II. Section 6662(a) Accuracy-Related Penalty

According to respondent, petitioners are liable for a section 6662(a) accuracy-related penalty for each year in issue because, among other reasons, the underpayment of tax required to be shown on their return for each year is a substantial understatement of income tax.8 See sec. 6662(a) and (b)(2).

Respondent bears the burden of production with respect to the imposition of the penalty for each year, see sec. 7491(c), and that burden has been met because the understatement of income tax exceeds the greater of 10% of the tax required to be shown on the return or $5,000, see sec. 6662(d)(1)(A); sec. 1.6662-4(b), Income Tax Regs.

Petitioners have failed to show that they had reasonable cause and acted in good faith with respect to the underpayment for any of the years in issue. See sec. 6664(c)(1); Higbee v. Commissioner, 116 T.C. 438 (2001). Petitioners are liable for the section 6662(a) accuracy-related penalty for each year in issue.

To reflect the foregoing,

Decision will be entered for respondent.


1 Unless otherwise indicated, section references are to the Internal Revenue Code of 1986, as amended and in effect for the years in issue. Rule references are to the Tax Court Rules of Practice and Procedure.
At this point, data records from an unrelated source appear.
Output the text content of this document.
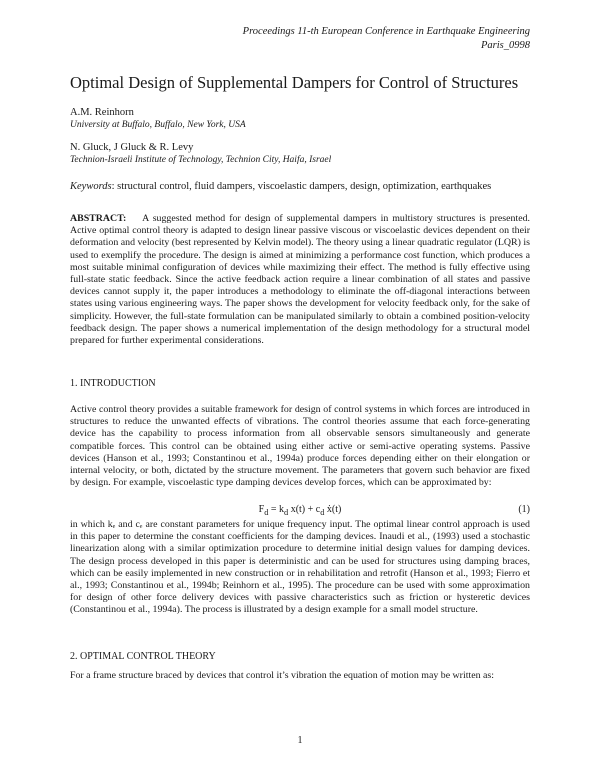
Proceedings 11-th European Conference in Earthquake Engineering
Paris_0998
Optimal Design of Supplemental Dampers for Control of Structures
A.M. Reinhorn
University at Buffalo, Buffalo, New York, USA
N. Gluck, J Gluck & R. Levy
Technion-Israeli Institute of Technology, Technion City, Haifa, Israel
Keywords: structural control, fluid dampers, viscoelastic dampers, design, optimization, earthquakes
ABSTRACT: A suggested method for design of supplemental dampers in multistory structures is presented. Active optimal control theory is adapted to design linear passive viscous or viscoelastic devices dependent on their deformation and velocity (best represented by Kelvin model). The theory using a linear quadratic regulator (LQR) is used to exemplify the procedure. The design is aimed at minimizing a performance cost function, which produces a most suitable minimal configuration of devices while maximizing their effect. The method is fully effective using full-state static feedback. Since the active feedback action require a linear combination of all states and passive devices cannot supply it, the paper introduces a methodology to eliminate the off-diagonal interactions between states using various engineering ways. The paper shows the development for velocity feedback only, for the sake of simplicity. However, the full-state formulation can be manipulated similarly to obtain a combined position-velocity feedback design. The paper shows a numerical implementation of the design methodology for a structural model prepared for further experimental considerations.
1. INTRODUCTION
Active control theory provides a suitable framework for design of control systems in which forces are introduced in structures to reduce the unwanted effects of vibrations. The control theories assume that each force-generating device has the capability to process information from all observable sensors simultaneously and generate compatible forces. This control can be obtained using either active or semi-active operating systems. Passive devices (Hanson et al., 1993; Constantinou et al., 1994a) produce forces depending either on their elongation or internal velocity, or both, dictated by the structure movement. The parameters that govern such behavior are fixed by design. For example, viscoelastic type damping devices develop forces, which can be approximated by:
$F_d = k_d$ $x(t) + c_d$ ẋ(t)	(1)
in which kₑ and cₑ are constant parameters for unique frequency input. The optimal linear control approach is used in this paper to determine the constant coefficients for the damping devices. Inaudi et al., (1993) used a stochastic linearization along with a similar optimization procedure to determine initial design values for damping devices. The design process developed in this paper is deterministic and can be used for structures using damping braces, which can be easily implemented in new construction or in rehabilitation and retrofit (Hanson et al., 1993; Fierro et al., 1993; Constantinou et al., 1994b; Reinhorn et al., 1995). The procedure can be used with some approximation for design of other force delivery devices with passive characteristics such as friction or hysteretic devices (Constantinou et al., 1994a). The process is illustrated by a design example for a small model structure.
2. OPTIMAL CONTROL THEORY
For a frame structure braced by devices that control it’s vibration the equation of motion may be written as:
1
2 Petitioners concede that: (1) respondent properly increased their gross receipts reported on Schedule C, Profit or Loss From Business, by $18,900 for 2011 to account for the $32,500 in nonemployee compensation Mrs. Gaines received from Life Line Foster Care Agency and (2) all of the adjustments in the notice related to the deductions claimed on a Schedule C other than the deductions for car and truck expenses.

3 Because allowable itemized deductions were less than the standard deduction, respondent disallowed otherwise allowable itemized deductions claimed on the Schedule A and allowed petitioners the standard deduction.

4 Petitioners do not claim and the record does not show that the provisions of sec. 7491(a) are applicable, and we proceed as though they are not.

5 A taxpayer may deduct vehicle expenses using either actual cost or the standard mileage rate. See sec. 1.274-5(j)(2), Income Tax Regs.

6 An acknowledgment is contemporaneous if the donee provides it on or before the earlier of the date on which the taxpayer files a return for the year of the contribution or the due date, including extensions, for filing that return. Sec. 170(f)(8)(C). The acknowledgment must: (1) include "a description (but not value) of any property other than cash contributed"; (2) state whether the donee provided any goods or services in exchange for the gift; and (3) include a description and good-faith estimate of the value of any goods or services the donee provided. Sec. 170(f)(8)(B); sec. 1.170A-13(f)(2), Income Tax Regs.

7 Petitioners did not explain the discrepancy between the donee shown on petitioners' return and the donee referenced in petitioner's testimony.

8 For each year in issue, the deficiency, underpayment of tax, and understatement of income tax are computed in the same manner. See secs. 6211, 6662(d)(2), 6664(a).